John Lewis has declared 2015 the year of the ‘master shopper’ – a consumer who is confident to combine multiple channels to optimise their experience.
In its annual How We Shop, Live and Look report (attached) looking at product trends and customer behaviour, the department store group reported that the omnichannel shopper has “come of age”.
“A new breed of supremely confident shopper has come to the fore,” the report found. “This new expert shopper has no issue with multi-screening and interchanging their phones, tablets and PCs to suit their needs.”
Paula Nickolds, John Lewis’ commercial director, told Retail Week that learning how to meet the demands of the master shopper was “separating the men from the boys in retail”.
John Lewis has been striving to stay ahead in the fulfilment battle and took the bold step in July of scrapping free click-and-collect on orders under £30. It said the free model was unsustainable.

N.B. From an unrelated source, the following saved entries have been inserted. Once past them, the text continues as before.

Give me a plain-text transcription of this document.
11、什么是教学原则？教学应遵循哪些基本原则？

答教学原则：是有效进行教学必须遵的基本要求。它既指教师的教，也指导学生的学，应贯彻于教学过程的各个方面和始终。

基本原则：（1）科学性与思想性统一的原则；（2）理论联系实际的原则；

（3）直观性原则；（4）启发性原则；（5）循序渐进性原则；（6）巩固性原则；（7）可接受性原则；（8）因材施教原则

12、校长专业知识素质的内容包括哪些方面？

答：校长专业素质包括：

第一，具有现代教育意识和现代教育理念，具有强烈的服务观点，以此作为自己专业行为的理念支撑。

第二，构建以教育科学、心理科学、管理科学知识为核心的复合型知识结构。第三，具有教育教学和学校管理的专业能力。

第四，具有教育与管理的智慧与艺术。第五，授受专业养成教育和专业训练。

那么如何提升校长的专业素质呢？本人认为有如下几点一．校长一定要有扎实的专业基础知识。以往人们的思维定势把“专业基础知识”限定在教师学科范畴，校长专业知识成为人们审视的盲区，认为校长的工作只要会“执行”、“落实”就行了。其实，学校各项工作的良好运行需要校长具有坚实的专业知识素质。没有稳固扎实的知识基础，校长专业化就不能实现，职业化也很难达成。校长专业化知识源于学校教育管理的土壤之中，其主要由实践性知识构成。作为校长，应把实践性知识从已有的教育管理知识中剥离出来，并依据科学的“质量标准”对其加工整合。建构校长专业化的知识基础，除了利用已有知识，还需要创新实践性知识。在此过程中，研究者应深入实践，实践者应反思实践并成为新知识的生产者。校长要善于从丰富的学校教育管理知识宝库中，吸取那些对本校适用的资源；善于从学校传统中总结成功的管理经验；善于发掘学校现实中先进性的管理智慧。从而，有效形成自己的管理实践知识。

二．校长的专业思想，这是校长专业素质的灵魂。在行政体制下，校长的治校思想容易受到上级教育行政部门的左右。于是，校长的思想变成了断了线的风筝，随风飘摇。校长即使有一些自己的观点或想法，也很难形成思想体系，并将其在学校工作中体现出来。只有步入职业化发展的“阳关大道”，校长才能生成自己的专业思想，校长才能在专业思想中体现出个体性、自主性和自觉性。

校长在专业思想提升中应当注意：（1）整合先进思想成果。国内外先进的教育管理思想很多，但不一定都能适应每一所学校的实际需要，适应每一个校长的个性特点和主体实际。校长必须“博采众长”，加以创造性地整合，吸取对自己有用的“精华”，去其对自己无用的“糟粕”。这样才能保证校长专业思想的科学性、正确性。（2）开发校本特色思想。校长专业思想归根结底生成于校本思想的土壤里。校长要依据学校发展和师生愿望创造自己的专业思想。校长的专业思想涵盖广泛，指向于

The report found that two thirds of John Lewis shoppers use both physical shops and online, while click-and-collect is the fastest-growing shopping method and now accounts for more than half of the retailer’s online orders. Mobile accounts for 60% of traffic to John Lewis’ website, while sales from its mobile site have jumped 68% in the past 12 months.
Stores a social destination
John Lewis also suggested that for the master shopper, stores are as much a social destination as a place to shop on the go. Managing director Andy Street said: “Shops are more inspirational and multi-purpose, with customers as likely to use our new &Beauty spa, buy a holiday from Kuoni or grab a pizza as they are to browse for the latest season’s fashion, home or tech products.”
The report found that the number of times customers interact with John Lewis depends on the item they are buying. For example, on average a customer will interact with John Lewis four times while purchasing menswear, with a bricks-and-mortar store making up two of those interactions. However, with a more ‘considered’ purchase such as a computer, the average number of touchpoints is eight; and nearly 20% of customers buying a computer have more than 10 interactions.
Meanwhile, looking ahead to next month’s Black Friday, Nickolds forecasts another sales record for John Lewis. “We think Black Friday will be bigger again this year,” she said. “It’s a drug quite difficult to get off, but the priority is to meet our customers’ needs.”
Trends to look for in 2016
John Lewis has tipped 2016 to be the year of virtual reality and technology in the connected home, while monochrome suits will be in vogue and 1970s fashion is here stay.
Virtual reality headsets have been on the market for some time, but John Lewis forecasts the technology is poised to explode. Its report found: “We have been talking about it for a long while, but next year virtual reality technology will become a lot more affordable.”
The internet of things is also expected to change the way that people use some electronic items at home. In particular, John Lewis identifies the rise of smart fridges that will let you know when produce goes out of date and what’s in stock at home.
“We are sitting at the threshold of new technology in the connected home space becoming mainstream,” said Nickolds.
Turning to fashion, the department store group said that mod-esque skinny black suits worn with white shirts will make a return, while the autumn 1970’s trend will “still be going strong into 2016”.